Rav Yehoshua Heschel Rabinowitz, in his "Yalkut Yehoshua" (Brooklyn, 1933), suggests a fascinating, allegorical approach to this Gemara. (He refers the reader to his work "Divrei Yehoshua," where, in his comments to Parashat Bo, he offers a different explanation.) He claims that the "sun" a"moon" serve in this narrative as metaphors for material and spiritual pursuits, respectively. Daytime is generally spent making a living, accumulating wealth, and engaging in material pursuits. Nighttime, Chazal instruct, should, ideally, be earmarked for Torah study. Since people normally would not work at night, Chazal encouraged taking advantage of the nighttime hours for learning. Thus, Rav Rabinowitz suggests, Chazal employed the images of the sun and the moon as allegorical representations of man's two primary pursuits: material and intellectual/spiritual. Initially, God created mankind with two equally strong impulses – to pursue material comfort and luxury, and to pursue spiritual wisdom and perfection. This is symbolically represented by the image of the equally large sun and moon. In the ideal state of the world, no contradiction would exist whatsoever between wealth and knowledge, between material success and spiritual achievement. But wisdom, the "moon," argued that this could not work; man will naturally begin granting preference to the "sun," to his material endeavors, leaving no time or energy for the pursuit of wisdom. He therefore requested that he, the natural drive for knowledge, become the dominant impulse within the human being. God, however, did just the opposite: He implanted within mankind a strong drive for wealth and luxury, a drive that overshadows his natural inclination towards religious scholarship. This resulted in an arrangement whereby the "moon" receives its "light" from the "sun": scholars must turn to wealthy laymen for support and financial assistance. In an effort to "appease" the now diminished drive towards learning, God had Benei Yisrael bring the special sin offering of Rosh Chodesh.

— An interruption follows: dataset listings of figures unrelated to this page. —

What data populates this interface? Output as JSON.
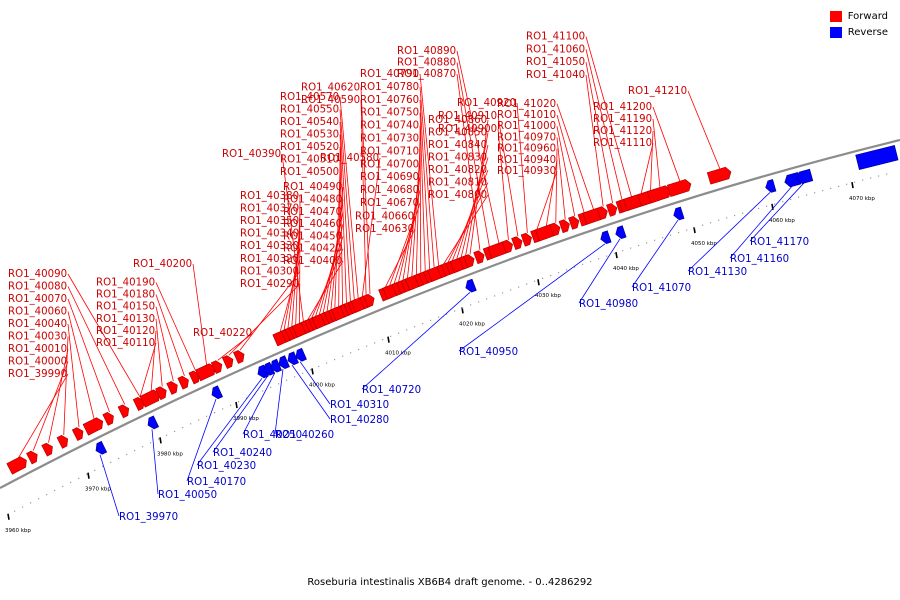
{
  "legend": {
    "forward_label": "Forward",
    "reverse_label": "Reverse",
    "forward_color": "#ff0000",
    "reverse_color": "#0000ff"
  },
  "caption": "Roseburia intestinalis XB6B4 draft genome. - 0..4286292",
  "scale_ticks": [
    "3960 kbp",
    "3970 kbp",
    "3980 kbp",
    "3990 kbp",
    "4000 kbp",
    "4010 kbp",
    "4020 kbp",
    "4030 kbp",
    "4040 kbp",
    "4050 kbp",
    "4060 kbp",
    "4070 kbp"
  ],
  "forward_genes": [
    "RO1_39990",
    "RO1_40000",
    "RO1_40010",
    "RO1_40030",
    "RO1_40040",
    "RO1_40060",
    "RO1_40070",
    "RO1_40080",
    "RO1_40090",
    "RO1_40110",
    "RO1_40120",
    "RO1_40130",
    "RO1_40150",
    "RO1_40180",
    "RO1_40190",
    "RO1_40200",
    "RO1_40220",
    "RO1_40290",
    "RO1_40300",
    "RO1_40320",
    "RO1_40330",
    "RO1_40340",
    "RO1_40350",
    "RO1_40370",
    "RO1_40380",
    "RO1_40390",
    "RO1_40400",
    "RO1_40420",
    "RO1_40450",
    "RO1_40460",
    "RO1_40470",
    "RO1_40480",
    "RO1_40490",
    "RO1_40500",
    "RO1_40510",
    "RO1_40520",
    "RO1_40530",
    "RO1_40540",
    "RO1_40550",
    "RO1_40570",
    "RO1_40580",
    "RO1_40590",
    "RO1_40620",
    "RO1_40630",
    "RO1_40660",
    "RO1_40670",
    "RO1_40680",
    "RO1_40690",
    "RO1_40700",
    "RO1_40710",
    "RO1_40730",
    "RO1_40740",
    "RO1_40750",
    "RO1_40760",
    "RO1_40780",
    "RO1_40790",
    "RO1_40800",
    "RO1_40810",
    "RO1_40820",
    "RO1_40830",
    "RO1_40840",
    "RO1_40850",
    "RO1_40860",
    "RO1_40870",
    "RO1_40880",
    "RO1_40890",
    "RO1_40900",
    "RO1_40910",
    "RO1_40920",
    "RO1_40930",
    "RO1_40940",
    "RO1_40960",
    "RO1_40970",
    "RO1_41000",
    "RO1_41010",
    "RO1_41020",
    "RO1_41040",
    "RO1_41050",
    "RO1_41060",
    "RO1_41100",
    "RO1_41110",
    "RO1_41120",
    "RO1_41190",
    "RO1_41200",
    "RO1_41210"
  ],
  "reverse_genes": [
    "RO1_39970",
    "RO1_40050",
    "RO1_40170",
    "RO1_40230",
    "RO1_40240",
    "RO1_40250",
    "RO1_40260",
    "RO1_40280",
    "RO1_40310",
    "RO1_40720",
    "RO1_40950",
    "RO1_40980",
    "RO1_41070",
    "RO1_41130",
    "RO1_41160",
    "RO1_41170"
  ]
}
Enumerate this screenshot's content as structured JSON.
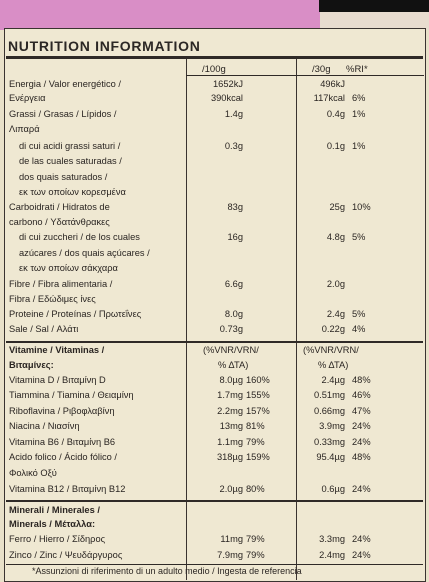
{
  "title": "NUTRITION INFORMATION",
  "columns": {
    "per100": "/100g",
    "per30": "/30g",
    "ri": "%RI*"
  },
  "macros": [
    {
      "name": "Energia / Valor energético /",
      "v100": "1652kJ",
      "v30": "496kJ",
      "ri": ""
    },
    {
      "name": "Ενέργεια",
      "v100": "390kcal",
      "v30": "117kcal",
      "ri": "6%"
    },
    {
      "name": "Grassi / Grasas / Lípidos /",
      "v100": "1.4g",
      "v30": "0.4g",
      "ri": "1%"
    },
    {
      "name": "Λιπαρά",
      "v100": "",
      "v30": "",
      "ri": ""
    },
    {
      "name": "di cui acidi grassi saturi /",
      "v100": "0.3g",
      "v30": "0.1g",
      "ri": "1%"
    },
    {
      "name": "de las cuales saturadas /",
      "v100": "",
      "v30": "",
      "ri": ""
    },
    {
      "name": "dos quais saturados /",
      "v100": "",
      "v30": "",
      "ri": ""
    },
    {
      "name": "εκ των οποίων κορεσμένα",
      "v100": "",
      "v30": "",
      "ri": ""
    },
    {
      "name": "Carboidrati / Hidratos de",
      "v100": "83g",
      "v30": "25g",
      "ri": "10%"
    },
    {
      "name": "carbono / Υδατάνθρακες",
      "v100": "",
      "v30": "",
      "ri": ""
    },
    {
      "name": "di cui zuccheri / de los cuales",
      "v100": "16g",
      "v30": "4.8g",
      "ri": "5%"
    },
    {
      "name": "azúcares / dos quais açúcares /",
      "v100": "",
      "v30": "",
      "ri": ""
    },
    {
      "name": "εκ των οποίων σάκχαρα",
      "v100": "",
      "v30": "",
      "ri": ""
    },
    {
      "name": "Fibre / Fibra alimentaria /",
      "v100": "6.6g",
      "v30": "2.0g",
      "ri": ""
    },
    {
      "name": "Fibra / Εδώδιμες ίνες",
      "v100": "",
      "v30": "",
      "ri": ""
    },
    {
      "name": "Proteine / Proteínas / Πρωτεΐνες",
      "v100": "8.0g",
      "v30": "2.4g",
      "ri": "5%"
    },
    {
      "name": "Sale / Sal / Αλάτι",
      "v100": "0.73g",
      "v30": "0.22g",
      "ri": "4%"
    }
  ],
  "vitamins": {
    "heading_1": "Vitamine / Vitaminas /",
    "heading_2": "Βιταμίνες:",
    "col_1a": "(%VNR/VRN/",
    "col_1b": "% ΔΤΑ)",
    "col_2a": "(%VNR/VRN/",
    "col_2b": "% ΔΤΑ)",
    "rows": [
      {
        "name": "Vitamina D / Βιταμίνη D",
        "v100": "8.0µg",
        "p100": "160%",
        "v30": "2.4µg",
        "p30": "48%"
      },
      {
        "name": "Tiammina / Tiamina / Θειαμίνη",
        "v100": "1.7mg",
        "p100": "155%",
        "v30": "0.51mg",
        "p30": "46%"
      },
      {
        "name": "Riboflavina / Ριβοφλαβίνη",
        "v100": "2.2mg",
        "p100": "157%",
        "v30": "0.66mg",
        "p30": "47%"
      },
      {
        "name": "Niacina / Νιασίνη",
        "v100": "13mg",
        "p100": "81%",
        "v30": "3.9mg",
        "p30": "24%"
      },
      {
        "name": "Vitamina B6 / Βιταμίνη B6",
        "v100": "1.1mg",
        "p100": "79%",
        "v30": "0.33mg",
        "p30": "24%"
      },
      {
        "name": "Acido folico / Ácido fólico /",
        "v100": "318µg",
        "p100": "159%",
        "v30": "95.4µg",
        "p30": "48%"
      },
      {
        "name": "Φολικό Οξύ",
        "v100": "",
        "p100": "",
        "v30": "",
        "p30": ""
      },
      {
        "name": "Vitamina B12 / Βιταμίνη B12",
        "v100": "2.0µg",
        "p100": "80%",
        "v30": "0.6µg",
        "p30": "24%"
      }
    ]
  },
  "minerals": {
    "heading_1": "Minerali / Minerales /",
    "heading_2": "Minerals / Μέταλλα:",
    "rows": [
      {
        "name": "Ferro / Hierro / Σίδηρος",
        "v100": "11mg",
        "p100": "79%",
        "v30": "3.3mg",
        "p30": "24%"
      },
      {
        "name": "Zinco / Zinc / Ψευδάργυρος",
        "v100": "7.9mg",
        "p100": "79%",
        "v30": "2.4mg",
        "p30": "24%"
      }
    ]
  },
  "footnote": "*Assunzioni di riferimento di un adulto medio / Ingesta de referencia"
}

We might add that Rosh Chodesh occurs when the moon has all but disappeared, when its light has been diminished to such an extent that it can hardly be seen. Continuing along the metaphoric approach developed by Rabbi Rabinowitz, we may suggest that this represents situations in one's life that do not allow sufficient time for intensive Torah study or engagement in lofty pursuits, when the burden of mundane responsibilities becomes too heavy to be shared with the burden of learning. The response to such a situation is the Rosh Chodesh offering, which perhaps represents the routine and cycle of the Jewish calendar. In recognition of mankind's preoccupation with earning a living, the Torah designated specific times in which one is required to bring his financial pursuits to a temporary halt and concentrate on the spiritual. If, indeed, our minds become too centrally focused on the mundane, if our "moons" have indeed shrunken, then we "atone" for this condition by ensuring to designate specific times where we free ourselves from our mundane responsibilities and allow the "moon" the opportunity to once again shine its light of wisdom and spirituality into our lives.